Exkursion an die Kronsbek

Am 16. November hat das VEFPU Projekt ‚Meerforellen Laichplatzkartierung‘ eine sehr gelungene Exkursion an die Kronsbek durchgeführt.
Unser VEFPU Mitglied Lasse hat die Exkursion zusammen mit Jörg organisiert. Beide sind Kenner der Kronsbek, auch Aschau genannt. Die Kronsbek wurde in 2017 an einem etwa 500 Meter langen Abschnitt durch das MELUF in Zusammenarbeit mit dem Wasser und Bodenverband Aschau renaturiert.

Der 2017 renaturierte Abschnitt der Kronsbek hat sich von einem ursprünglich schnurgeraden Verlauf bereits deutlich erkennbar zu einem leicht mäandrierenden Verlauf verbessert


Ziel der VEFPU Exkursion war es, die umgesetzte Renaturierungsmaßnahme zu besichtigen und dabei Erkenntnisse für die an der Heikendorfer Mühlenau anstehende Umsetzung des Maßnahmenplans zu gewinnen. Folgende Maßnahmen wurden an der Kronsbek umgesetzt:

Einbringung von Findlingen und Holzverbauungen zur Veränderung der Strömungsstruktur.
In die Kronsbek wurden Findlinge, Holzstämme und Wurzelstubben in das Gewässer fest eingebracht. Dadurch sind deutlich sichtbare Strömungsveränderungen mit Strömungsschatten, Verengungen und Beschleunigungen entstanden. Beeindruckend ist dabei wie  schnell sich die Tiefenvarianz positiv entwickelt hat.

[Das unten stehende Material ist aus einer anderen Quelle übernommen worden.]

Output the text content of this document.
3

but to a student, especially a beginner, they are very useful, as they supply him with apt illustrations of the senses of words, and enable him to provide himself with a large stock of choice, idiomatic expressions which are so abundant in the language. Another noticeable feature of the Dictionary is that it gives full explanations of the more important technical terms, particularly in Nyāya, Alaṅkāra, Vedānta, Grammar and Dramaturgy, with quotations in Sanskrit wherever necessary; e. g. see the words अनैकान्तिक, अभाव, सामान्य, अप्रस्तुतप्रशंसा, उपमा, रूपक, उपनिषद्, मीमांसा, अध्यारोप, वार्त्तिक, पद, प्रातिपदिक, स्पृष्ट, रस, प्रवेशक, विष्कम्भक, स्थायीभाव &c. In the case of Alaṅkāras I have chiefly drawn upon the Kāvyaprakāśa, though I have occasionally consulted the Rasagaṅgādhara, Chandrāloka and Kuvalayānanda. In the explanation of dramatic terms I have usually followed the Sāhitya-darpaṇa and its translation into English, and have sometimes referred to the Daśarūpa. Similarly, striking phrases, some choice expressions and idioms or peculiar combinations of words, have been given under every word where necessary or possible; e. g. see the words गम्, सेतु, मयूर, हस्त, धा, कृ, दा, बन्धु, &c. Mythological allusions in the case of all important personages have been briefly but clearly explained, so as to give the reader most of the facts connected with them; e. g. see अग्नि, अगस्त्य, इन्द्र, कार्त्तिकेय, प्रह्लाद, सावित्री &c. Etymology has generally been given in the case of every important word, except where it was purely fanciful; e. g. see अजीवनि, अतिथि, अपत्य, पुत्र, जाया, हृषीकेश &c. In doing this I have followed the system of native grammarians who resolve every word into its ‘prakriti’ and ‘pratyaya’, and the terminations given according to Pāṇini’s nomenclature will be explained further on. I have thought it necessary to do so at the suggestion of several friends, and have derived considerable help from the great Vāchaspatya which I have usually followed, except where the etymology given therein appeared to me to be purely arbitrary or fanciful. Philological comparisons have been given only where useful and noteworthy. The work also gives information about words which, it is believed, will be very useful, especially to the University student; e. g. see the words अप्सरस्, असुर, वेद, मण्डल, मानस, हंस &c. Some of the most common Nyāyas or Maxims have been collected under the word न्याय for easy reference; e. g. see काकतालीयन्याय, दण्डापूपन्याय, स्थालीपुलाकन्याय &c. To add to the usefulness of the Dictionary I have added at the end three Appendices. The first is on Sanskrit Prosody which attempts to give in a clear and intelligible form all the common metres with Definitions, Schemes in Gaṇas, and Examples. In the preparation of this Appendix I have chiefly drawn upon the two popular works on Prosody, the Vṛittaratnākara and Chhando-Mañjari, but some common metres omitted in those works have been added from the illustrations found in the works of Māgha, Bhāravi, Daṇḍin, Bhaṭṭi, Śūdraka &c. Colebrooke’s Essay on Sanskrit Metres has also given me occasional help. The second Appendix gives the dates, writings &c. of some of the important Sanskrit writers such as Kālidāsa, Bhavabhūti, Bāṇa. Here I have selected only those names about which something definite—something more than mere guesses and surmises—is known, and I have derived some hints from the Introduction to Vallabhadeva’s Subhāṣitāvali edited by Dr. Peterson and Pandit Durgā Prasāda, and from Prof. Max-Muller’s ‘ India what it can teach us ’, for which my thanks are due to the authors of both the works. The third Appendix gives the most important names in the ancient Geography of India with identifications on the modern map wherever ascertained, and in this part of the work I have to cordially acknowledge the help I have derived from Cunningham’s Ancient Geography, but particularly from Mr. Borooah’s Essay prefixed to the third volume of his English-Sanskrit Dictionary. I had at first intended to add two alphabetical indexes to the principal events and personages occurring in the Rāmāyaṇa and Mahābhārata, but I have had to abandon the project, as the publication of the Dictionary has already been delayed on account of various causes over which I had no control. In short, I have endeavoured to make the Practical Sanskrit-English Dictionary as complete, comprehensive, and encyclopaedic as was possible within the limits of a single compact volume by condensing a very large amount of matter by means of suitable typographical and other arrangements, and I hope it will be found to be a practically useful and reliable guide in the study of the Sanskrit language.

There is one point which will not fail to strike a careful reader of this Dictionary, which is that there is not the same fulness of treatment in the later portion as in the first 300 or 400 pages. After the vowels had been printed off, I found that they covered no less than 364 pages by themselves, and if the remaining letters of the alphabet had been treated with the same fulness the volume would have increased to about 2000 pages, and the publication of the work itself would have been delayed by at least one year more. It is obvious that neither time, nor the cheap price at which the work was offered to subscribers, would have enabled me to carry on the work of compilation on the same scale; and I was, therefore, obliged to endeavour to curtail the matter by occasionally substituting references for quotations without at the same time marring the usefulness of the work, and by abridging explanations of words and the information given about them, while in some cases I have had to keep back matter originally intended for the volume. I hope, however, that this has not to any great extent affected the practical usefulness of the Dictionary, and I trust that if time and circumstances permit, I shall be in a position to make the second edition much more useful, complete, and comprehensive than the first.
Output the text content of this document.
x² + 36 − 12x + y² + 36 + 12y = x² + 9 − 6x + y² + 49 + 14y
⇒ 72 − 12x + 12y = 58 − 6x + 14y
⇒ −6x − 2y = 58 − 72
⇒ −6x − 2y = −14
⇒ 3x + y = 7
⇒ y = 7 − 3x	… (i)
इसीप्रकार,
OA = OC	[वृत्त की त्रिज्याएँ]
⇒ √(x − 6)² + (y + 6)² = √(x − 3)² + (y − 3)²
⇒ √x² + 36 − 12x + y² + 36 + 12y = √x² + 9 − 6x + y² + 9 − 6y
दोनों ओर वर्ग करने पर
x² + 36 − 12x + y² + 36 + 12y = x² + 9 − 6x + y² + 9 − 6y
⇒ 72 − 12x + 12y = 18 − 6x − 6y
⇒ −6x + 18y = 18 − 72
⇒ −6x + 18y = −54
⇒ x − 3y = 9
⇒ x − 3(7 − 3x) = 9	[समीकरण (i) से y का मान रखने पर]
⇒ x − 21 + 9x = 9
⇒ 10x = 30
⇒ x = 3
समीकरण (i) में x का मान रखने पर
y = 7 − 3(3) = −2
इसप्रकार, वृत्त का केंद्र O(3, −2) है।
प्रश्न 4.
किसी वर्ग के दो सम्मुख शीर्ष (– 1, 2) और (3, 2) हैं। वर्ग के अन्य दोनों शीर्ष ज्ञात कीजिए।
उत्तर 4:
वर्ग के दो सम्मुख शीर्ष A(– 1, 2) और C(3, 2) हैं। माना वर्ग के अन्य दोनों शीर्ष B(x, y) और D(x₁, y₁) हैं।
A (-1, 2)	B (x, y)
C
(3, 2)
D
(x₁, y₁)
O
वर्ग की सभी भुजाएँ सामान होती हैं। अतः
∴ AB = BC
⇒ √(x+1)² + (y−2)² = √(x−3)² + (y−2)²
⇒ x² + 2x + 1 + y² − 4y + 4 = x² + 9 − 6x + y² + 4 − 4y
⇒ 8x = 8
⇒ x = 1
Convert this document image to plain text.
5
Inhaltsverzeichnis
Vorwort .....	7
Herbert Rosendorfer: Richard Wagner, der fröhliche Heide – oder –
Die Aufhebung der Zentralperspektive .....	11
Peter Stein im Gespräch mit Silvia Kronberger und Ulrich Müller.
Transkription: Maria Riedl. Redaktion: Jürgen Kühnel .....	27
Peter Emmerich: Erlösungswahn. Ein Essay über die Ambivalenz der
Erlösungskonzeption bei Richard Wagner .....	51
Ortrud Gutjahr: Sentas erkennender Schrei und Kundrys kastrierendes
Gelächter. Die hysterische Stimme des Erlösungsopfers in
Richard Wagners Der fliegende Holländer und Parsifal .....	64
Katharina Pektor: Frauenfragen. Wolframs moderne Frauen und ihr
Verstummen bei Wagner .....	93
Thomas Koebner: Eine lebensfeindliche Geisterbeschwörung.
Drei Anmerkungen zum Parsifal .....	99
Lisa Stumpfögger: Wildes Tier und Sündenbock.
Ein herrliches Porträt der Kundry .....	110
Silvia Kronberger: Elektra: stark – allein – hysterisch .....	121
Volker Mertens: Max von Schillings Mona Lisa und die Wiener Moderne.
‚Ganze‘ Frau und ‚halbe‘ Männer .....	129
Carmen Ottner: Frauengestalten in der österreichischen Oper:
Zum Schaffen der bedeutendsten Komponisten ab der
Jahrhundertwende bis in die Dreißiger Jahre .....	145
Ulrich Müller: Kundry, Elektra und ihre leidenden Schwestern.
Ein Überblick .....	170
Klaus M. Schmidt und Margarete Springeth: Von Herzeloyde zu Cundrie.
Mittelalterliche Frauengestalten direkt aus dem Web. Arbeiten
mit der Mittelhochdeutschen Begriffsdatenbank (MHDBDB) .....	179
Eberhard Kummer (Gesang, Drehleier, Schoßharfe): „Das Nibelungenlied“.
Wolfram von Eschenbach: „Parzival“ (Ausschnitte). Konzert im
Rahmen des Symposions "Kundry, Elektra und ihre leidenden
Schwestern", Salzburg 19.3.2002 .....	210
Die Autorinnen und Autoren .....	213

Ebenfalls ist bereits deutlich eine Laufveränderung durch die pendelnde Strömung zu sehen.

Einbringung von Kies zur Verbesserung der Sohlstruktur.
Dabei sind an einigen Stellen Kiesdepots jeweils an den Gewässerrand eingebracht worden. Diese sind ursächlich für die Entstehung von Kolk- Furt- Folgen mit hochwertigen Lebensräumen für die Bachbewohner. Auch diese Maßnahme zeigt also sehr schnell Wirkung. Wir konnten dieses ganz deutlich anhand der vielen Meerforellen  und der frisch geschlagenen Laichkuhlen im renaturierten Abschnitt beobachten. Im Gegensatz dazu stehen die nicht verbesserten Gewässerabschnitte mit Vorflutercharakter. In diesen halten sich kaum Meerforellen auf, erfolgreich laichen können sie dort nicht.

Abflachung des durch Ausbaggerungen entstandene V Profils nebst Pflanzung von Erlen zur Verbessserung der Beschattung und Uferstruktur.
Durch die flacher ansteigende Böschung hat der Bach ausreichend Raum zur Laufveränderung, welche wie bereits oben erwähnt deutlich sichtbar ist. Die Baumpflanzung ist klar erkennbar, allerdings wird die Maßnahme erst mittelfristig Wirkung zeigen. Die Bäume benötigen schlicht noch mehr Zeit zum Wachsen. Dann werden sie die Uferstruktur prägen. 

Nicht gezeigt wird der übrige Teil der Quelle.